The plumes, rising 200km (125 miles) high, have been revealed in photographic images taken by NASA’s Hubble Space Telescope as the Galilean satellite passed in front of its parent planet.
Bright features rising from the edge of Europa were observed by the space telescope three times out of ten separate occasions when planetary scientists observed the planet.
The discovery has excited the scientists because Europa was already believed to have a salty subterranean ocean beneath the whole of its surface crust. This underground sea, discovered by NASA’s Galileo probe in the 1990s, may be more than 100km deep, and hold twice as much water as all the Earth’s seas put together.
If the sea really is bursting free from the crust as vapour, it will make it a whole lot easier for NASA to take samples of Europa’s water with future space probes. It had been imagined that they would have to drill through several kilometres of ice to reach it. The European Space Agency’s Juice mission will also study Europa and other moons of Jupiter for hints of life.
NASA announced the discovery at a special press conference today. Geoff Yoder, acting associate administrator for NASA’s Science Mission Directorate in Washington, said in a statement: “Europa’s ocean is considered to be one of the most promising places that could potentially harbor life in the solar system.
“These plumes, if they do indeed exist, may provide another way to sample Europa’s subsurface.”

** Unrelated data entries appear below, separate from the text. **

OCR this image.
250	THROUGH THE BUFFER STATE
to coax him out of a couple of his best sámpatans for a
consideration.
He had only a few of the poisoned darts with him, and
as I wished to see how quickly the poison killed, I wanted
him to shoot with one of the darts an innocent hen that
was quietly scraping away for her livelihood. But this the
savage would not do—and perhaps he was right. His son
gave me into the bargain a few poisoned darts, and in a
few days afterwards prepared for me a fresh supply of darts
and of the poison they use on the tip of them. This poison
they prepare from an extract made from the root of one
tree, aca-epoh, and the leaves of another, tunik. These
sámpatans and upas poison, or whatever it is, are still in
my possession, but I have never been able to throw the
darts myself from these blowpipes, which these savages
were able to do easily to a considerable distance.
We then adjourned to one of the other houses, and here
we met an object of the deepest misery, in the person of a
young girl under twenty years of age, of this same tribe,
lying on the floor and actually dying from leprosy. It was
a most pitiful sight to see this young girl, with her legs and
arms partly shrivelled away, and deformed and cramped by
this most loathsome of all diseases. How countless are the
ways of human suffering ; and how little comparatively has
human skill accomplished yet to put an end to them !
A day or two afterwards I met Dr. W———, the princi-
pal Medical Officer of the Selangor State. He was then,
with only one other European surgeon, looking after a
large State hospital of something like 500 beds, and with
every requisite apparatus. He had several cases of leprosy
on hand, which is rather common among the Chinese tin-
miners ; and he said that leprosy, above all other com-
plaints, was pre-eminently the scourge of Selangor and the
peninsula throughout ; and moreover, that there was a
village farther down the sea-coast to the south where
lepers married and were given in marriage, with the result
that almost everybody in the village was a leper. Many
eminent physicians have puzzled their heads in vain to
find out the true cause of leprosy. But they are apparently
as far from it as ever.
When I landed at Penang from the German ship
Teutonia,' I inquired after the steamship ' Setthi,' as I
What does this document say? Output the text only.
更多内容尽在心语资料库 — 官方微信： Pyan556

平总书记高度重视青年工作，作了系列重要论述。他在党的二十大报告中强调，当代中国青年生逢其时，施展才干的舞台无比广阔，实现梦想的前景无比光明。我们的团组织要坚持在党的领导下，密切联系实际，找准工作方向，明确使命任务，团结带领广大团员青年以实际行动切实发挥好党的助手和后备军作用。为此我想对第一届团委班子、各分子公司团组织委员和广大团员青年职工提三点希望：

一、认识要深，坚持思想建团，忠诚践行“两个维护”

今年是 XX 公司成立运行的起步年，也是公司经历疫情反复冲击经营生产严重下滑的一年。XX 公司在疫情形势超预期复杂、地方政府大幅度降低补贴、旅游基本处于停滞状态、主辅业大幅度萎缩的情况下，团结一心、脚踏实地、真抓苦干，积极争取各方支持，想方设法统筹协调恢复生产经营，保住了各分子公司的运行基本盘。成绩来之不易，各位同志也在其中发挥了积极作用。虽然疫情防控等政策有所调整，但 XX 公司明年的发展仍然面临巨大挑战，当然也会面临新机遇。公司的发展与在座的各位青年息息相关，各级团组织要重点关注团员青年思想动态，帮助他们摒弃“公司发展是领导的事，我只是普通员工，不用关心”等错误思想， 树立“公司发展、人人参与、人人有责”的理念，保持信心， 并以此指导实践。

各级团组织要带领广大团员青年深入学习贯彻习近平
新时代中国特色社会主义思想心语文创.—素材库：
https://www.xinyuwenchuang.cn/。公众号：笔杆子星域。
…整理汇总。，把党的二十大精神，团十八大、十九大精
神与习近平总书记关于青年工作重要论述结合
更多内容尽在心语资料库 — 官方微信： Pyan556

The finger-like plumes were found by a team led by William Sparks of the Space Telescope Science Institute (STScI) in Baltimore. Their original aim was to detect whether Europa had a thin atmosphere by using a transit technique similar to that used by observers of exoplanets.
Whereas the exoplanet expert watched to see if starlight revealed the existence of an atmosphere around alien worlds, Sparks’ team wanted to see if Jupiter’s reflected light indicated something similar around Europa. But they also realised that if water vapour was venting from Europa’s surface, that would be revealed too.

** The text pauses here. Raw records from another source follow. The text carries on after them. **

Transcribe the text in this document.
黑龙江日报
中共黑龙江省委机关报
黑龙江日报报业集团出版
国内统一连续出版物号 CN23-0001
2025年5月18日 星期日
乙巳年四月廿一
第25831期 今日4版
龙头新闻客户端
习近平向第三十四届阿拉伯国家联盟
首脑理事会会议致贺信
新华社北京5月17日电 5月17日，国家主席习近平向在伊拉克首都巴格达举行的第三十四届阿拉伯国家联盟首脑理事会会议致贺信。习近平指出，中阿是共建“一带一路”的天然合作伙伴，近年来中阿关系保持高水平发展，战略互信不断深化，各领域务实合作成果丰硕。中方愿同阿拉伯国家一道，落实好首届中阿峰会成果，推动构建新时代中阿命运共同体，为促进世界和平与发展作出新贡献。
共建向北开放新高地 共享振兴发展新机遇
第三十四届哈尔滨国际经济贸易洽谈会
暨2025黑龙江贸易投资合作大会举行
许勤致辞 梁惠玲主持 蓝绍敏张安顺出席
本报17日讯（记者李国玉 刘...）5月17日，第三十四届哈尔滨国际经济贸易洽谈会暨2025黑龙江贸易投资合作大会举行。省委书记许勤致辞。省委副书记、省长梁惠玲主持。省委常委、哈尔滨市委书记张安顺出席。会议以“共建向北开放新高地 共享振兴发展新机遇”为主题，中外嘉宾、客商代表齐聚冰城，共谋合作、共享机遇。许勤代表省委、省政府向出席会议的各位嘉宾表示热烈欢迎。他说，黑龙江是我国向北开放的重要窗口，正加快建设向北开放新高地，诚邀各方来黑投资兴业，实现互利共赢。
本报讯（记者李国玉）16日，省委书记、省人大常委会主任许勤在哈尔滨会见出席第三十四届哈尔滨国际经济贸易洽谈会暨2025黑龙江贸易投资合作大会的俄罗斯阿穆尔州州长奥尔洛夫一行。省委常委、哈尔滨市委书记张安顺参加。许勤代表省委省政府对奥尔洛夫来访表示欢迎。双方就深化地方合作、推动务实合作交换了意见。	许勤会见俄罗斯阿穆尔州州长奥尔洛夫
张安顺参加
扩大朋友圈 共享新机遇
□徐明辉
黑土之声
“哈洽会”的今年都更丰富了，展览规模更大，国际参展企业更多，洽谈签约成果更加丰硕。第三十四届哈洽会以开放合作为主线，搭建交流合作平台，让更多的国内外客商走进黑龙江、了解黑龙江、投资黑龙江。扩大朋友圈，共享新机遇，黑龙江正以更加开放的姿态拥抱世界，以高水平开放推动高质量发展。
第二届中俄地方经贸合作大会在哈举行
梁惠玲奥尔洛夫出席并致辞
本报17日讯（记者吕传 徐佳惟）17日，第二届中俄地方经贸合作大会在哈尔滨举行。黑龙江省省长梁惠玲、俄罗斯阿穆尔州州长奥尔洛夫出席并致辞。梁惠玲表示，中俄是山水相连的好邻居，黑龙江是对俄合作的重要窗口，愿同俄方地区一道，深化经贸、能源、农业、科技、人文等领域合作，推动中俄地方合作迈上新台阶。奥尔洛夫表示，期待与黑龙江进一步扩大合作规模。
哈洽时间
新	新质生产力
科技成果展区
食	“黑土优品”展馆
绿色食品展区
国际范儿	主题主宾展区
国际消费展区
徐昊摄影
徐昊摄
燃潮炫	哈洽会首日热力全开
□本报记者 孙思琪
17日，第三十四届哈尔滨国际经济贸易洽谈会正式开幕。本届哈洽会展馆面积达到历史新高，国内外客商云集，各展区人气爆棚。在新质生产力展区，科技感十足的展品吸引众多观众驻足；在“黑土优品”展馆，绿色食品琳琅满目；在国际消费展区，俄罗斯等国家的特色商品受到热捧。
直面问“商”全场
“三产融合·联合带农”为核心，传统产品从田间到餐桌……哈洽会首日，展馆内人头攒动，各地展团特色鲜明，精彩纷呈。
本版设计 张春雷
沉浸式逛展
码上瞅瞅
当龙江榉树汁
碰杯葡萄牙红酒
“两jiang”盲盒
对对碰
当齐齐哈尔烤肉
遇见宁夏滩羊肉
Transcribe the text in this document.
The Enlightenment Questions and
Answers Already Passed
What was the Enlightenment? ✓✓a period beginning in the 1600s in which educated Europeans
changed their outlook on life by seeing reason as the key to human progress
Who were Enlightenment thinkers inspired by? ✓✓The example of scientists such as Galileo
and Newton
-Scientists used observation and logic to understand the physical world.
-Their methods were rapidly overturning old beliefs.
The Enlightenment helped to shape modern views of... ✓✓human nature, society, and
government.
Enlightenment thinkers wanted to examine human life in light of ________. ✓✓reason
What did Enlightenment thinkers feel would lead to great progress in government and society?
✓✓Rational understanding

Sparks said: “The atmosphere of an extrasolar planet blocks some of the starlight that is behind it.
“If there is a thin atmosphere around Europa, it has the potential to block some of the light of Jupiter, and we could see it as a silhouette. And so we were looking for absorption features around the limb of Europa as it transited the smooth face of Jupiter.”
More energetic jets of water vapour have previously been observed spouting from the polar region of Saturn’s icy moon Enceladus. NASA’s Cassini probe has even flown directly through the plumes a number of times to “taste” them.

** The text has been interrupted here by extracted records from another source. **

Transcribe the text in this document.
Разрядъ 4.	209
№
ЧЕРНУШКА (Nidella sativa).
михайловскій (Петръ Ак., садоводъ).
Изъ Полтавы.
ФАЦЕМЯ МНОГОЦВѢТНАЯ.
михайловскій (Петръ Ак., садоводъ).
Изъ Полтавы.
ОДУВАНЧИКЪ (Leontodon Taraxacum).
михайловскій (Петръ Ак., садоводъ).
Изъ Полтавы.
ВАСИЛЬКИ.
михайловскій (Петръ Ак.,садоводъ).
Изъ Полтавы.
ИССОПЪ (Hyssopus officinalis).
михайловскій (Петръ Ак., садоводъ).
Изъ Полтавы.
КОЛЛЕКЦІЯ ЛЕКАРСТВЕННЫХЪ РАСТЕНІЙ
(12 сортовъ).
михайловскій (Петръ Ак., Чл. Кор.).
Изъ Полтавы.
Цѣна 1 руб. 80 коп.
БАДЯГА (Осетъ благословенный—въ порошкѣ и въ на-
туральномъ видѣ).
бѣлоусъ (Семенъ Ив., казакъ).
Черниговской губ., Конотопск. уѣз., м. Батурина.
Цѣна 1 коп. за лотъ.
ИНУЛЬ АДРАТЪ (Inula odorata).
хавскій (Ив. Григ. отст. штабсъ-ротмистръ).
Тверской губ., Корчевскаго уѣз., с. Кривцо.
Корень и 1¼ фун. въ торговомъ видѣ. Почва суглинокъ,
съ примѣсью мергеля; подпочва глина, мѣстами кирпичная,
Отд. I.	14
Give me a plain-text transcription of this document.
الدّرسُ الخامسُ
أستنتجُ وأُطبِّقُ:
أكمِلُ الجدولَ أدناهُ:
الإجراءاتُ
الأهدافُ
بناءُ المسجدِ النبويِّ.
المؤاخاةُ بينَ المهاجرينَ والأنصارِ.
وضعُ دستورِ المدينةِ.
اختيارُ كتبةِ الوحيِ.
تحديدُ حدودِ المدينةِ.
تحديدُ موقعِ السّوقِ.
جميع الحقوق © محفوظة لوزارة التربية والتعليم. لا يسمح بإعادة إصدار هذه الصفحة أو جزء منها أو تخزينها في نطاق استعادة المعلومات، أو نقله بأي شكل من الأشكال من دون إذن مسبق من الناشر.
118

Europa is a rocky world with a surface that was first revealed to be smooth and icy and covered with a surprising pattern of cracks by the Voyager probes in the early 1980s. The pattern resembles ridge ice found in the Arctic Ocean, and is thought to be caused by the tidal forces exerted by Jupiter and also other moons.
Water in the underground ocean is kept liquid by the powerful pull of Jupiter, raising the intriguing prospect that simple life might have flourished there. Europa is the smallest of the four main moons of Jupiter discovered by the Italian astronomer Galileo Galilei in the 17th century.
It has a diameter of 3,140 km and orbits at a distance of 671,100 km, once every 3.55 days. It is tidally locked, or in other words, always keeps the same face towards Jupiter.